他的話像一盆冷水,瞬間澆滅了客廳里剛剛燃起的一點點熱度。
周雅云和陸振國的臉色也沉了下來。
“行舟!怎么跟你妹妹說話呢!”周雅云嗔怪道。
陸念慈卻沒生氣,她轉過頭,迎上陸行舟那雙帶著審視和一絲……戲謔的眼睛。
她知道,哥哥這是在故意“激”她。
他想看看,面對質疑和困難,她會如何應對。
陸念慈嘴角微揚,露出一抹狡黠的笑容。
“哥,你這話就不對了。”
“難道在你的認知里,農民就是不務正業嗎?袁隆平爺爺研究雜交水稻,讓全國人民都能吃飽飯,難道他也是不務正業?”
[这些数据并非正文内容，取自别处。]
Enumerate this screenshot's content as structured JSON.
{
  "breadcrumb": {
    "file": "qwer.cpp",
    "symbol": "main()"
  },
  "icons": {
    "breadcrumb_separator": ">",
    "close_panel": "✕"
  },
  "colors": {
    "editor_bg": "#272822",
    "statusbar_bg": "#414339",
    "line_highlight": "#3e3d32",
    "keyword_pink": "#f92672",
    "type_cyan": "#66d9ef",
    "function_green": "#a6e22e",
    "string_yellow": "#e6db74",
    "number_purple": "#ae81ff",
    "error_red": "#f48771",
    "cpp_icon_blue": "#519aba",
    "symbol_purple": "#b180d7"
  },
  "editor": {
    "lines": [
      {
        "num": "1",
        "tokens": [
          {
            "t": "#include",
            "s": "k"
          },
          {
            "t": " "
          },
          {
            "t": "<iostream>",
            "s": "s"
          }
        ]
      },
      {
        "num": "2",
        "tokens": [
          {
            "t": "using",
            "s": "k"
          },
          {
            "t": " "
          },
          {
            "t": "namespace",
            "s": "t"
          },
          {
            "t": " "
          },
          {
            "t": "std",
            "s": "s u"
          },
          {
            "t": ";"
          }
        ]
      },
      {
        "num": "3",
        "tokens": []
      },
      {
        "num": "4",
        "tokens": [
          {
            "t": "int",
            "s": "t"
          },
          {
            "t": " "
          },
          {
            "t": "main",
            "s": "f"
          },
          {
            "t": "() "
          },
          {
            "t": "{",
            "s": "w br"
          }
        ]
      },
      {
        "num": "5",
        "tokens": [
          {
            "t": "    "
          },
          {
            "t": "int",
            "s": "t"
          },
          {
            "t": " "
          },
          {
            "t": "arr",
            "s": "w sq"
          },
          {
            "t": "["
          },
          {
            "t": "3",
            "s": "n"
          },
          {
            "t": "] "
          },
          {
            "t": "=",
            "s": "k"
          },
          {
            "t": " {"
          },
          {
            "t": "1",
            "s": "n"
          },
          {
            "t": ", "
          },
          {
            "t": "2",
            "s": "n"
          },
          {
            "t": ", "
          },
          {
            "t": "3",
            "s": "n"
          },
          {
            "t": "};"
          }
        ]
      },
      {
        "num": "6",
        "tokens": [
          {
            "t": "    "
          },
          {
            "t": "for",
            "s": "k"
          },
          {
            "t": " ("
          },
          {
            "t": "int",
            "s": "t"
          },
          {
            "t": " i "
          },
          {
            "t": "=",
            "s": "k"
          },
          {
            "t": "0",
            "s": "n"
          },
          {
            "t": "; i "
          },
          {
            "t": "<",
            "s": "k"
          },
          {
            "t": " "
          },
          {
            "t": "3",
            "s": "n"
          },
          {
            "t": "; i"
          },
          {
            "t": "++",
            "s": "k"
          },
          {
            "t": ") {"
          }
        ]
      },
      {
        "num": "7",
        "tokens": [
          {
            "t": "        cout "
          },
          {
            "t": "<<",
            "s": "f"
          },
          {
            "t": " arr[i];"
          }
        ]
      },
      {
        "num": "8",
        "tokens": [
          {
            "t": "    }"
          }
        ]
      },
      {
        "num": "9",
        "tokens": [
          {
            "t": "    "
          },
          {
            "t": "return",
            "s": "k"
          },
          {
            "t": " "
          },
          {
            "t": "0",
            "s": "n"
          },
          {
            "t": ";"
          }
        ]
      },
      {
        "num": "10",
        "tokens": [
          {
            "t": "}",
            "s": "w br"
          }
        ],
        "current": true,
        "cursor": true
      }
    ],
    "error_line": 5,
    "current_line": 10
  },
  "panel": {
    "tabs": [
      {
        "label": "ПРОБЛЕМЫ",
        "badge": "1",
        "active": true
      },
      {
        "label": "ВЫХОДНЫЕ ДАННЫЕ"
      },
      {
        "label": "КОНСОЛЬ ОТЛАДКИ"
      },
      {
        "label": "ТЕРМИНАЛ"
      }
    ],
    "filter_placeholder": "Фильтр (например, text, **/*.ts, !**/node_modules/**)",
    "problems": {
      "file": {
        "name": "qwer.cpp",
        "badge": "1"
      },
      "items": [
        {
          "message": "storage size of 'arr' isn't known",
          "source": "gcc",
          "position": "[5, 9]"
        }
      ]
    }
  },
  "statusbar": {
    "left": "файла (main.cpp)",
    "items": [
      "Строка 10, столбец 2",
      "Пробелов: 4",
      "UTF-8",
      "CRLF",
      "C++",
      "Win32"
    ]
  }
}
她一句話,就將陸行舟的“指責”上升到了思想覺悟的高度。
陸行舟的眉頭不易察覺地挑了一下。
好個伶牙俐齒的小丫頭!
“我不是那個意思。”他淡淡地解釋道,“我只是覺得,你應該把精力放在學習上。”
“學習和實踐,從來都不是沖突的。”陸念慈據理力爭,“我這些計劃,也需要用到大量的生物學、物理學和數學知識。這本身就是一種更高級的學習。”
她頓了頓,目光灼灼地看著陸行舟。
“再說了,哥,你敢說,你對冬天能吃上新鮮的炒雞蛋和紅燒兔肉,一點都不期待嗎?”
這個問題,問得實在是……太有誘惑力了。
陸行舟的腦海里,幾乎是瞬間就浮現出了那金黃誘人的炒雞蛋和醬香濃郁的兔肉。
他的喉結不自覺地滾動了一下。
該死!
這個小丫頭太會拿捏人心了!
他看著她那雙亮晶晶的、仿佛能看穿一切的眼睛,心中那座名為“原則”的冰山,又一次……出現了裂痕。
他發現,自已好像根本無法對她說一個“不”字。